Columna de Diego Tuesta, investigador.

Un tema importante pero poco discutido es cómo justificamos el uso de la fuerza pública, y qué abordaje policial se emplea para el control de las manifestaciones. Desde hace años veo que algunos estamentos–ciertamente no todos– de la Policía y las FF.AA manejan una doctrina que define ciertas acciones disruptivas como amenazas de “orden interno” y problemas de “defensa nacional”. Lo que se ha visto en los últimos días es la expresión más pura de esta doctrina que, al definir el disenso como amenaza, termina privilegiando medios retributivos para acallarlo. Esa retórica–acaso un legado de la lucha antisubversiva–siempre ha estado ahí, pero como sublimada por parámetros políticos y constitucionales. La declaración de Estado de Estado de Emergencia y la decisión de emplear a las FF.AA abre un espacio de excepción que reduce el liderazgo civil y facilita la expresión de vocabularios, saberes y prácticas represivas–con las consecuencias que todos sabemos. Me consta que al menos en la PNP hay personas valiosas con discursos y abordajes más moderados y dialogantes (a los cuales habría que empoderar). Lamentablemente no son la voz dominante en esta trágica coyuntura que vive el país.

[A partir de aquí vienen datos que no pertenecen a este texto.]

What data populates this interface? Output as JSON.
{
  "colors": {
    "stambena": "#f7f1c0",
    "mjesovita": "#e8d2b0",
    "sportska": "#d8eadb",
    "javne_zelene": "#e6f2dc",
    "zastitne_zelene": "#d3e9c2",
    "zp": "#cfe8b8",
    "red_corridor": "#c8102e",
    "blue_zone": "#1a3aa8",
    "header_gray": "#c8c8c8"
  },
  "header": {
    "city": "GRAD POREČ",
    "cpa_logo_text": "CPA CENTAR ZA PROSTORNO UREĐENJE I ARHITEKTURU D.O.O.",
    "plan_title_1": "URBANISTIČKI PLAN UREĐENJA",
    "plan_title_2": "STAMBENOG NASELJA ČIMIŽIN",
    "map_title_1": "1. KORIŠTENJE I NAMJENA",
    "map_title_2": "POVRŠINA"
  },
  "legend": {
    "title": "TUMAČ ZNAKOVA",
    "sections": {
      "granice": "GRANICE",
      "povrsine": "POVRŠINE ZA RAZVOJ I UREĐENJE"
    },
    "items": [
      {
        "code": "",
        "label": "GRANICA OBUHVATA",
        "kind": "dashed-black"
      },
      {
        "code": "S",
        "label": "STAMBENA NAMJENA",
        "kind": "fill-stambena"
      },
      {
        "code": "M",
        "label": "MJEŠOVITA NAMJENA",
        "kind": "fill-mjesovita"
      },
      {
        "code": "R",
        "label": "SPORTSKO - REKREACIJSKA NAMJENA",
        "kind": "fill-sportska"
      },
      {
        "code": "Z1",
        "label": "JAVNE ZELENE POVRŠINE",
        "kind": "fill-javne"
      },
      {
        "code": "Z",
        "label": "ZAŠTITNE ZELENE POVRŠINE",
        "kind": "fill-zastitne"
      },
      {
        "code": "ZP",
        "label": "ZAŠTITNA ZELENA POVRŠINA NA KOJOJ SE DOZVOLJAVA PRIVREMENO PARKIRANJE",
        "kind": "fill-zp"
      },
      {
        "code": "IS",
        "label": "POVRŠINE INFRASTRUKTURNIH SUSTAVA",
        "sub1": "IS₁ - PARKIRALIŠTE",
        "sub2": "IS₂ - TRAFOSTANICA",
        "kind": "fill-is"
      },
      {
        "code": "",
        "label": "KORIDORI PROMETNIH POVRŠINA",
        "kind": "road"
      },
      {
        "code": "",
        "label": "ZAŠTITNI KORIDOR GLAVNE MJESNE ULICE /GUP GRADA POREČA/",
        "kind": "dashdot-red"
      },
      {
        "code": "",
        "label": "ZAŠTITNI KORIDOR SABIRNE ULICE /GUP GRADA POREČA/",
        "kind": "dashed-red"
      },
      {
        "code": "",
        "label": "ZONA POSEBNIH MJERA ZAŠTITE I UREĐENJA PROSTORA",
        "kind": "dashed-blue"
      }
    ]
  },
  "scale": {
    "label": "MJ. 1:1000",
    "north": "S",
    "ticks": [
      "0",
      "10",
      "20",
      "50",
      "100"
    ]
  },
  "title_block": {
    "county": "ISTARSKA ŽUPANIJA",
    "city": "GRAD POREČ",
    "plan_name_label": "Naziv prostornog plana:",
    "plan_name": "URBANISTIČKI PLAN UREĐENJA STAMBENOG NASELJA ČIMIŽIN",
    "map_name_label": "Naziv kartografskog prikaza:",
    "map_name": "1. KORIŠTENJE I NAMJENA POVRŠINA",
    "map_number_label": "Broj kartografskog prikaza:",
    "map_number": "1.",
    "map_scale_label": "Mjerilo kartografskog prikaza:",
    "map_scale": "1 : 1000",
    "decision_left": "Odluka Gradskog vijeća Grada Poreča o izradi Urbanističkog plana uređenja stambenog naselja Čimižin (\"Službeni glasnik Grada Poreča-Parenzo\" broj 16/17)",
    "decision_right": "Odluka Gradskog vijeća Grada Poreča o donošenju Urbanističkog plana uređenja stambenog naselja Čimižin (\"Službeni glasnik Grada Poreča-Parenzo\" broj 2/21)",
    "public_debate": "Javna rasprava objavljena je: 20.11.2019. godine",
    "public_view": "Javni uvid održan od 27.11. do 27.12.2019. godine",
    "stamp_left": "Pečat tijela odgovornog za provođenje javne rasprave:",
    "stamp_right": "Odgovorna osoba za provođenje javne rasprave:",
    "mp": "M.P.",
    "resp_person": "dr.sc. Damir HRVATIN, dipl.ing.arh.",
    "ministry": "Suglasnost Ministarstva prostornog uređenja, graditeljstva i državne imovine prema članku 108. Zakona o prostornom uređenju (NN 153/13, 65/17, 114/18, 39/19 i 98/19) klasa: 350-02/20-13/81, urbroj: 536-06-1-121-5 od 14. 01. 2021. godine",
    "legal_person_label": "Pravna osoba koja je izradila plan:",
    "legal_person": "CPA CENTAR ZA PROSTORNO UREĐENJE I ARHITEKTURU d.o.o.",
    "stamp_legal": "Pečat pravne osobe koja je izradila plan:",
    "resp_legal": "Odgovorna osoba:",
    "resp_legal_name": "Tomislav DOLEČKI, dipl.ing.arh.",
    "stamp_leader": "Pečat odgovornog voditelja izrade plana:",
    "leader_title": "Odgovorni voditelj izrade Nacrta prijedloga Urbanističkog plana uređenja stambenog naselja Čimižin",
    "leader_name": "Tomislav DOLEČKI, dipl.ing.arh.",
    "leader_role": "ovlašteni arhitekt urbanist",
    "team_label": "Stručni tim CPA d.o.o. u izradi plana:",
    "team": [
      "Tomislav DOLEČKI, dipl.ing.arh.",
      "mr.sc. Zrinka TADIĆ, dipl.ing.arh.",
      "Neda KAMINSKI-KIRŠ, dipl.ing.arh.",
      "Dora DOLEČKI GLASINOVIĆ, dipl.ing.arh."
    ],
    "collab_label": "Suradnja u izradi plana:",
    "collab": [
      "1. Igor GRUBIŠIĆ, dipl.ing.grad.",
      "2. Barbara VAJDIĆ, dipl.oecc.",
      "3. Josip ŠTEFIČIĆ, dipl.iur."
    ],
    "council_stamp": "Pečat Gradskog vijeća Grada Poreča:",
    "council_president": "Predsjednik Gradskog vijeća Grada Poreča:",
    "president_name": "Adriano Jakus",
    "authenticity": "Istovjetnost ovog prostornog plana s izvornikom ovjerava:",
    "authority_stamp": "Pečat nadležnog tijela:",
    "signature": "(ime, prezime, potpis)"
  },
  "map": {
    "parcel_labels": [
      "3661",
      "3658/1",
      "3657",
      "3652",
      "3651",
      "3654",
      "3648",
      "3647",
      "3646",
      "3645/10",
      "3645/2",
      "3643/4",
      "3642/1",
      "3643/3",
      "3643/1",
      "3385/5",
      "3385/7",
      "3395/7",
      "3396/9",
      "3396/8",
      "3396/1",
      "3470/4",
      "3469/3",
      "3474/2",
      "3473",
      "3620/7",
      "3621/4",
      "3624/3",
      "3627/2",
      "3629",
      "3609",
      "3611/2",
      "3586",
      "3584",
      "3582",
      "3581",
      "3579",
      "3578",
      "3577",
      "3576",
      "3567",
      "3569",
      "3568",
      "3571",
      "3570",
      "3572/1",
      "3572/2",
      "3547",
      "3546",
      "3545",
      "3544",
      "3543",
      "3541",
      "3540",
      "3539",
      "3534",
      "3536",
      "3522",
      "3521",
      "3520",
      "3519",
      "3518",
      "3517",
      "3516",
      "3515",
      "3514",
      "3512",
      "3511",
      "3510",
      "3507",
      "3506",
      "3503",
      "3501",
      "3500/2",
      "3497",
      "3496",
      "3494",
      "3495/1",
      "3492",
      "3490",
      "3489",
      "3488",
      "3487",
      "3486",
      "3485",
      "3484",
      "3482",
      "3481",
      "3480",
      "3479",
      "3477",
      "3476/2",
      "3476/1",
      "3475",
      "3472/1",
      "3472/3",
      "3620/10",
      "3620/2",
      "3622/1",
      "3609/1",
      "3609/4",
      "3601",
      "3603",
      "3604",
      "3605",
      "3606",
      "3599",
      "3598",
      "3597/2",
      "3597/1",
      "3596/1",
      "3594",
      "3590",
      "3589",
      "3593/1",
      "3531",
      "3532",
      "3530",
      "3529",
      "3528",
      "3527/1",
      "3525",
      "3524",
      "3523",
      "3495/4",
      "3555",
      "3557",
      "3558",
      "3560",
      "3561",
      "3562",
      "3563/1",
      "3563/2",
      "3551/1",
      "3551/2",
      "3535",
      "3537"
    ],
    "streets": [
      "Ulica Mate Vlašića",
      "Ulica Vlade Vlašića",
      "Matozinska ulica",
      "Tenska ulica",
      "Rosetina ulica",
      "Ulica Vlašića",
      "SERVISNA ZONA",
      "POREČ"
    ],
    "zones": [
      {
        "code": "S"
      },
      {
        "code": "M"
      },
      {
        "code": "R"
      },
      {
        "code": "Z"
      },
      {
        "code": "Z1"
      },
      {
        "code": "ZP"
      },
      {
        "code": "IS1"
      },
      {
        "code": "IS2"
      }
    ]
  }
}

Las muertes producidas por las fuerzas de orden público suelen generar dolor, perplejidad e indignación. Lo inusual es que, a diferencia de países donde la condena a estos hechos se vuelve generalizada, hay actores en el Perú que justifican y hasta promueven–incluso con discursos de tinte racista– el uso de la fuerza letal en el control de manifestaciones. Es un problema profundo de la democracia cuando los imaginarios que ven al otro como una amenaza o enemigo a destruir son articulados no solo por las instituciones penales –de alguna manera eso es lo que habría que esperar de ellas– sino también por sectores de la ciudadanía y de la política, desde donde se debería velar por limitar el uso de la fuerza pública. Eso viene de hace años en el Perú y habla de un profundo desencuentro político y social, contra el cual no hay reforma policial que sea suficiente. En todo caso, una reforma–en general de los institutos armados–tiene que ir de la mano de pactos políticos claros sobre el uso de la fuerza. Un aspecto clave pasa por modificar la formación del personal policial e incluso militar, eliminando o restringiendo vocabularios y métodos más propios de tiempos bélicos que de la gestión policial democrática de los conflictos. Ahí hay también un terreno de lucha ideológica en el que participar, donde convencer y promover una cultura policial democrática sin excepciones.